なんということだ。弥幸の目にはそう映っていたのか。仲良し1年生コンビ的な括りにされていたなんて。あまりのズレっぷりに驚きを隠せない。この人やっぱり変わってんなあと、円は呆れた。別にどう思われていてもいいのだが、ここは訂正しておいたほうがいいだろう。
「仲が良いから見たってわけじゃないと思いますよ。そもそも仲良くないですから」
「え〜そんなことないでしょ〜」弥幸はこのハッキリとした否定を、はじめは照れ隠しとでも思ったようだ。しかし円と凛子、双方の顔を見て、それが本気の言葉であると理解した。とたんに寂しそうな表情になる。それはもう、円ですらそこまで?と心配になるほどに。
「あっ別にケンカしてるわけじゃないですから」凛子が慌ててフォローする。「ほら、まだ知り合ってそんなに経ってないし、普通の友だち〜みたいな〜」
「はぁ?」円は弥幸のことなどどうでもいいので、これも否定したかったが、凛子はそうはさせない気迫を送ってくる。あまり険悪になるのも面倒だ、合わせておくか。「まあそんなところです。普通ですよ普通」
「そ、そう?ま、そうだよね。神谷さんたち入部してくれたのだってこの前だもんね。仲良くなる時間はこれからいくらでもあるよ」なぜか励ますように声をかける弥幸。
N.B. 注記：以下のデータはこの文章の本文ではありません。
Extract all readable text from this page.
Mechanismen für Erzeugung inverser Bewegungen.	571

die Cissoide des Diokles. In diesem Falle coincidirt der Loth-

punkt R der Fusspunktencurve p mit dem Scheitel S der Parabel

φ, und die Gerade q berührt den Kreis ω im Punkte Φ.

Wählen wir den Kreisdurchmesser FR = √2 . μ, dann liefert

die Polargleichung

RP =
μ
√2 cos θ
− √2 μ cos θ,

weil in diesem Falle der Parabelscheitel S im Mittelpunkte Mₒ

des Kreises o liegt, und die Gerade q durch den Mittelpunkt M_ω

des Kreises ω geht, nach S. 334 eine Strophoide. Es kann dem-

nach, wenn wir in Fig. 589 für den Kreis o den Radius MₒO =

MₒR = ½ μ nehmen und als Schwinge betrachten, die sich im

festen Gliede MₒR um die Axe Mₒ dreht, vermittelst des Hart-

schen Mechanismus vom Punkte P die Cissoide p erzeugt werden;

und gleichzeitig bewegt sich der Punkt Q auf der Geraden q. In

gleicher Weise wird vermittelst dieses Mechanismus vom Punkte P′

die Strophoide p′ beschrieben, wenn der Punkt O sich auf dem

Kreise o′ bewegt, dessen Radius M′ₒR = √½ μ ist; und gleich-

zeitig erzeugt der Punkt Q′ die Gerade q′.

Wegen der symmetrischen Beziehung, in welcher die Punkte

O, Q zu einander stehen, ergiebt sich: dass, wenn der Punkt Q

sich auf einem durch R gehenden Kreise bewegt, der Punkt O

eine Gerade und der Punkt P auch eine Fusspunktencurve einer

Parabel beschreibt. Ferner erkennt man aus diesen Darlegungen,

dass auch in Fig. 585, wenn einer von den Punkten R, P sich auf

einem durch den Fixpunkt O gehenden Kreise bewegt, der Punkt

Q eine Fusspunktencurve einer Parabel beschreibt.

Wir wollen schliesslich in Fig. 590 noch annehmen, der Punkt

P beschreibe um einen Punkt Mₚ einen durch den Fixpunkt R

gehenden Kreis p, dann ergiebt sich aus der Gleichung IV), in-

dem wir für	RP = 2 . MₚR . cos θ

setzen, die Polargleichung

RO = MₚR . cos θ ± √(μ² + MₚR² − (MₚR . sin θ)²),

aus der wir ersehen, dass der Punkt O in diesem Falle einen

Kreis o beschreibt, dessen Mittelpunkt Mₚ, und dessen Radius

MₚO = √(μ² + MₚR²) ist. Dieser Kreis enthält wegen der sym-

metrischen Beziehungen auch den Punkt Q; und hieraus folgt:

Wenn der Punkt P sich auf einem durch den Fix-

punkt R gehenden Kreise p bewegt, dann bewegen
「そうですよ〜」凛子はどう考えても適当な相槌を弥幸に返した。そして⋯⋯「あれ?そういえば円ちゃん、仲良しの省吾くんは今日もいっしょじゃないんだね?」
ん?有明くん⋯⋯?
「ウワーッ忘れてたーッ!」
円は頭を抱えたあと、すぐさま立ち上がり部室を出ていった。違う、今度は円が忘れていただけだ。昨日の話を早くしたくて仕方なかったのだろう。ウッカリまどかは空手バカがいるはずの3号館の教室へとこの日も駆けていくのだった。